Open the output.txt, and supposing that after the system installation you have not modified the LVM, you should look for something that start with these lines:
# Generated by LVM2 version 2.03.05(2) (2019-06-15): Fri Sep 27 15:30:44 2019
contents = "Text Format Volume Group"
version = 1
description = "Created *after* executing 'pvscan --cache --activate ay 253:0'"

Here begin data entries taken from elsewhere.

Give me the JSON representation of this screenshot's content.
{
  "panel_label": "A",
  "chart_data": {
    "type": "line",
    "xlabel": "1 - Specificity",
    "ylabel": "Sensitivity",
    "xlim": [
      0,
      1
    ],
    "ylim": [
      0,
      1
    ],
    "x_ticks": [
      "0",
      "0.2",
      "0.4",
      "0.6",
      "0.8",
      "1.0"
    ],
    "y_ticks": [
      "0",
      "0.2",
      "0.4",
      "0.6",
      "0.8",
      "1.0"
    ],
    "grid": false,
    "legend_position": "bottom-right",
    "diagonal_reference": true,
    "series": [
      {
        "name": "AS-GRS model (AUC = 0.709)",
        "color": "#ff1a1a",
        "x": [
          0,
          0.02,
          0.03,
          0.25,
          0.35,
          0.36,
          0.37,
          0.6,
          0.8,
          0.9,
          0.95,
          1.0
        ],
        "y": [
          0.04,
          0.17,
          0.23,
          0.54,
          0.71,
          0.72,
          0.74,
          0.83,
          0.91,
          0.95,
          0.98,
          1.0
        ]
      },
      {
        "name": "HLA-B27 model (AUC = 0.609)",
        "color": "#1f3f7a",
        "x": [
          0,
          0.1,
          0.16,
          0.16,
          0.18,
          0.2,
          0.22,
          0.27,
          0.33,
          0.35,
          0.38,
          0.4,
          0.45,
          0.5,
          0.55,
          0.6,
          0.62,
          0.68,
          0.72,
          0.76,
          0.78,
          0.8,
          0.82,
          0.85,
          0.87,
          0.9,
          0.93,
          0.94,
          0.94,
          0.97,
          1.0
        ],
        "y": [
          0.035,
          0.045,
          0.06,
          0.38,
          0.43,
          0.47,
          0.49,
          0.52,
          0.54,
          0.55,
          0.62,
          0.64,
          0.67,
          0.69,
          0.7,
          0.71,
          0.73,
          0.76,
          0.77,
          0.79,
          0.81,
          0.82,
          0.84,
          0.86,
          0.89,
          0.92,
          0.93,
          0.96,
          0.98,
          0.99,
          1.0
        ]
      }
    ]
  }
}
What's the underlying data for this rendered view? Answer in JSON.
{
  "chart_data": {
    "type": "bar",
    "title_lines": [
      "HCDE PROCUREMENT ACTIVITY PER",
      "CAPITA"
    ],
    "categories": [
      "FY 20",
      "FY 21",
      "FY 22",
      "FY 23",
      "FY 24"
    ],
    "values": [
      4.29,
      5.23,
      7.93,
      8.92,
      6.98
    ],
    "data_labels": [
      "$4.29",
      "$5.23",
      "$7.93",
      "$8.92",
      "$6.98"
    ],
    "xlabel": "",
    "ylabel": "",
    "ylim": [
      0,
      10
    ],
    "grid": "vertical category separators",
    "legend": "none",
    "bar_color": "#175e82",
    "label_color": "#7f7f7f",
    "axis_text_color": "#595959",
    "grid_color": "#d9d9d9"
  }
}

and ends with something like:
stripe_count = 1 # linear
stripes = [
"pv0", 42822
]
}
}
}
Open a new file (i.e. rescue.txt
) and paste all the above section (from # Generated by
to the last }
, you have to follow your intuition).
Check if the parenthesis (`}') are correctly closed, and add them if necessary.
Now the risky part:
pvcreate -ff -u ahIuFeRjdYv00YeJEAMwKMZBX86j88qE --restorefile ./rescue.txt /dev/vda2
If you get Parse error at byte 2803 (line 62): unexpected token
, check the parenthesis again.
If you get:
WARNING: Couldn't find device with uuid ahIuFe-RjdY-v00Y-eJEA-MwKM-ZBX8-6j88qE.
Wiping dos signature on /dev/vda2.
Physical volume "/dev/vda2" successfully created.
We are getting on.
Issue pvdisplay
to check if the Physical Volume is now recognized.
Now issue this command:
vgcfgrestore -f ./rescue.txt fedora_localhost-live
Where fedora_localhost-live
is the name of your Volume Group (probably fedora
, maybe?), look at the content of rescue.txt
file.
Now issue vgdisplay
, to see the Volume Group, and lvdisplay
to list the Logical Volumes.
And activate the Logical Volumes with these commands:
lvchange -ay /dev/fedora_localhost-live/root
lvchange -ay /dev/fedora_localhost-live/swap
Again, fedora_localhost-live
is the name of the Volume Group, yours is different.
Now you should be able to mount the root partition:
mount /dev/fedora_localhost-live/root /mnt/
If it works, reboot and your system should start normally.